Smart deal structures and mitigation tactics

  • Negotiate staged deposits or larger escrow protections. More money in escrow, released on milestones, reduces buyer exposure.

  • Lock-in price escalation caps or index the price only to agreed, transparent inputs.

  • Partner with a local manager or agent (like Eskala) who does regular site inspections, monitors permits, and certifies milestones.

  • Consider blended strategies: buy a pre-construction unit for long-term hold and hedge with immediate rental properties for current cash flow.

The DR continued to attract tourism and foreign interest in 2025, supporting residential demand in many coastal and Santo Domingo corridors. Price projections through 2025 indicated growth in several areas, but investor outcomes depend on neighborhood, project quality, and developer reliability.

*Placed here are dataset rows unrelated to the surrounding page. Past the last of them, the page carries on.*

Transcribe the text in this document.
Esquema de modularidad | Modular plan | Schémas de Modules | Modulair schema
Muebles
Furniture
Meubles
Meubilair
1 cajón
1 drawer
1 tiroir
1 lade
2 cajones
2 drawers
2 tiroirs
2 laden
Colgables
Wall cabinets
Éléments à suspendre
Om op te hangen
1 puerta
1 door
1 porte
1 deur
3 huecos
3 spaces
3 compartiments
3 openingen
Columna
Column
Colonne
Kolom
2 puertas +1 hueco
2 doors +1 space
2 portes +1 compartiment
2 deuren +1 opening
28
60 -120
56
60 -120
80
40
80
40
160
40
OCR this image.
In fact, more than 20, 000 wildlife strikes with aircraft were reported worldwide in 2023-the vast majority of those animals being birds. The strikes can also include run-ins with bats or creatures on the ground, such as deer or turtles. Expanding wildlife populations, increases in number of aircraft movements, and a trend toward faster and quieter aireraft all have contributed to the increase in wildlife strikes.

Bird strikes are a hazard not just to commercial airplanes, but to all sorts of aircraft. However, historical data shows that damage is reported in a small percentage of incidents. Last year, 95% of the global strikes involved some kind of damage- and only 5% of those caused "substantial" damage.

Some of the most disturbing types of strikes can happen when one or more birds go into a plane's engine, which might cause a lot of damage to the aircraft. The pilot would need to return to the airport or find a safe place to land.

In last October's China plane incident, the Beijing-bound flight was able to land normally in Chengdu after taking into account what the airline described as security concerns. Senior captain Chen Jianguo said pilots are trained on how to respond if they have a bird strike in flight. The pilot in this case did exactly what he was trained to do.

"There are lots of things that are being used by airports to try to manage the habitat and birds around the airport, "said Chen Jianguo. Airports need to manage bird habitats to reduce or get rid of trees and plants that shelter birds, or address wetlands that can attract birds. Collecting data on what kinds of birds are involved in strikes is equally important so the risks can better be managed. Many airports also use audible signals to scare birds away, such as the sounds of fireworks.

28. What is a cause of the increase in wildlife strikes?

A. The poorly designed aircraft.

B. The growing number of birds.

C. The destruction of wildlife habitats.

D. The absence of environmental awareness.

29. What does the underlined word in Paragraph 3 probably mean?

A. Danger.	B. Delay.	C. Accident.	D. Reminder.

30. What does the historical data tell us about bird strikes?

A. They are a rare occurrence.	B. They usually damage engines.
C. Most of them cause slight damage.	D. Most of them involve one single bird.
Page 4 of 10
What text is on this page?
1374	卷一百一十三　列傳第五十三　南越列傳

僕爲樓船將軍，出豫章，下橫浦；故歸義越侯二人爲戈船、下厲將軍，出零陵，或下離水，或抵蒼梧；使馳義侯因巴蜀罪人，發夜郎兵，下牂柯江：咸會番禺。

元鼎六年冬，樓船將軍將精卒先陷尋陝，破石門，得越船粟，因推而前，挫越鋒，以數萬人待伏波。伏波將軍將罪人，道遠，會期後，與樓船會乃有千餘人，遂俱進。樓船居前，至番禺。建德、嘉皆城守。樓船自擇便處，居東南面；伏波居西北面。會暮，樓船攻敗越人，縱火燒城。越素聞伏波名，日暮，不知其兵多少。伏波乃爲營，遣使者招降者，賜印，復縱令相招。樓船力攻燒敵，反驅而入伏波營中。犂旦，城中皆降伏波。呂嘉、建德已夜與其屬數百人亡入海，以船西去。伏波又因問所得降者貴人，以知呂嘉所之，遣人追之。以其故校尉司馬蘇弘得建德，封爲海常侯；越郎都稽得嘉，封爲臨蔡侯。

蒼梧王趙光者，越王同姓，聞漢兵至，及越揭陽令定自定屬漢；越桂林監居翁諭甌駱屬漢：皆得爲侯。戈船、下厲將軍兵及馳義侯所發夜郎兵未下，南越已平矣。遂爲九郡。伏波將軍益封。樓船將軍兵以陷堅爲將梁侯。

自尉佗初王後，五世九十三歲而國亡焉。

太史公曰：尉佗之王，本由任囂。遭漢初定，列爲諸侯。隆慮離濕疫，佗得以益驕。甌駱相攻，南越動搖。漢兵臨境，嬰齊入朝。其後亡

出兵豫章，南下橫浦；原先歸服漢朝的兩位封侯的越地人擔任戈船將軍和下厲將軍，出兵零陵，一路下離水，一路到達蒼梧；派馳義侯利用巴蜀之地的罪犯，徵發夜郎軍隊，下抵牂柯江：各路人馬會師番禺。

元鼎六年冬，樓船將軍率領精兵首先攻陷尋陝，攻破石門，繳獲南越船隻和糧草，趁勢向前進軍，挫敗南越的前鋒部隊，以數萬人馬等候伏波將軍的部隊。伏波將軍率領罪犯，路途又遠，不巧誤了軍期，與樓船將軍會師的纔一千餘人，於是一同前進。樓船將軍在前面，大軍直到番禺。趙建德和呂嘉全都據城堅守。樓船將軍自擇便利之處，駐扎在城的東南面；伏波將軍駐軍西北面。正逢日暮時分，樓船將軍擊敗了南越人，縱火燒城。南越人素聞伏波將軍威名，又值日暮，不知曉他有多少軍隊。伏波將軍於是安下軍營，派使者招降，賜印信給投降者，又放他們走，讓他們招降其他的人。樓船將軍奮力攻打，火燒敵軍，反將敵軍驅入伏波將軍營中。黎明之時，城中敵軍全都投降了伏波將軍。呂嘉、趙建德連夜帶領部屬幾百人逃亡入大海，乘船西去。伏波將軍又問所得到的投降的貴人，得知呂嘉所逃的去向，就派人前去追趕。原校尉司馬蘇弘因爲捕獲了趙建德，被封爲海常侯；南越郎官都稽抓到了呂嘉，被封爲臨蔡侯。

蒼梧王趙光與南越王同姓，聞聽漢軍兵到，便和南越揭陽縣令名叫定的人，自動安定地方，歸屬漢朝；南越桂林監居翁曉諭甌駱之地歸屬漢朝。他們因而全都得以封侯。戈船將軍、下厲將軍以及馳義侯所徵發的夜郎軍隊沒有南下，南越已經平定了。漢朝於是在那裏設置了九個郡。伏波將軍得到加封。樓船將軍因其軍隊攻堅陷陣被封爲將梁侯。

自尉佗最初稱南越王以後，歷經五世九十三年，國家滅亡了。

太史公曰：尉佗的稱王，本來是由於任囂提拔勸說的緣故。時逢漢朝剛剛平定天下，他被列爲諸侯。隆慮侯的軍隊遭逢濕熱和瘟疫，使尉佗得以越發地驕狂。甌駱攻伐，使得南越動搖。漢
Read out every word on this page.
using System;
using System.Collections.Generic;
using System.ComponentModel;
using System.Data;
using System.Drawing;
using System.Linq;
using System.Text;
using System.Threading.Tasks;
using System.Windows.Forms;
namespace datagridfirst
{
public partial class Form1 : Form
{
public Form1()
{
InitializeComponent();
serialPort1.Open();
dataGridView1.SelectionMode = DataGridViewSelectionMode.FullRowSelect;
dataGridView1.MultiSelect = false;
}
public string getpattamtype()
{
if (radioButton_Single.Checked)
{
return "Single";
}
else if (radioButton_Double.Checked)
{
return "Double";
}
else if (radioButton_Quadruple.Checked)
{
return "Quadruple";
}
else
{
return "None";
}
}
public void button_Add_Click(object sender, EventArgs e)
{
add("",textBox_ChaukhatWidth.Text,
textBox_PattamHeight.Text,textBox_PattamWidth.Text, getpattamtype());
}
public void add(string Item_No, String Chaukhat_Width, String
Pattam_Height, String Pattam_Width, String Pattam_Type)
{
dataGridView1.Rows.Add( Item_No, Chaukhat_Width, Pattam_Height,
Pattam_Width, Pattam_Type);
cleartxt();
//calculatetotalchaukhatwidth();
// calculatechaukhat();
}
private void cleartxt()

If Eskala’s audience is focused on the DR, emphasize selective presales from vetted developers, transparent escrow, and projects with tourism or rental upside.

Bottom line: Is pre-construction worth it in 2025?

Yes, but only with stronger homework. The rewards (price appreciation, customization, lower initial cash) still exist, yet 2025 brings heightened risks: higher construction costs, tighter financing, and more frequent schedule changes. Your best outcomes come from buying in the right market, from the right developer, with contract protections and a clear exit/hold plan.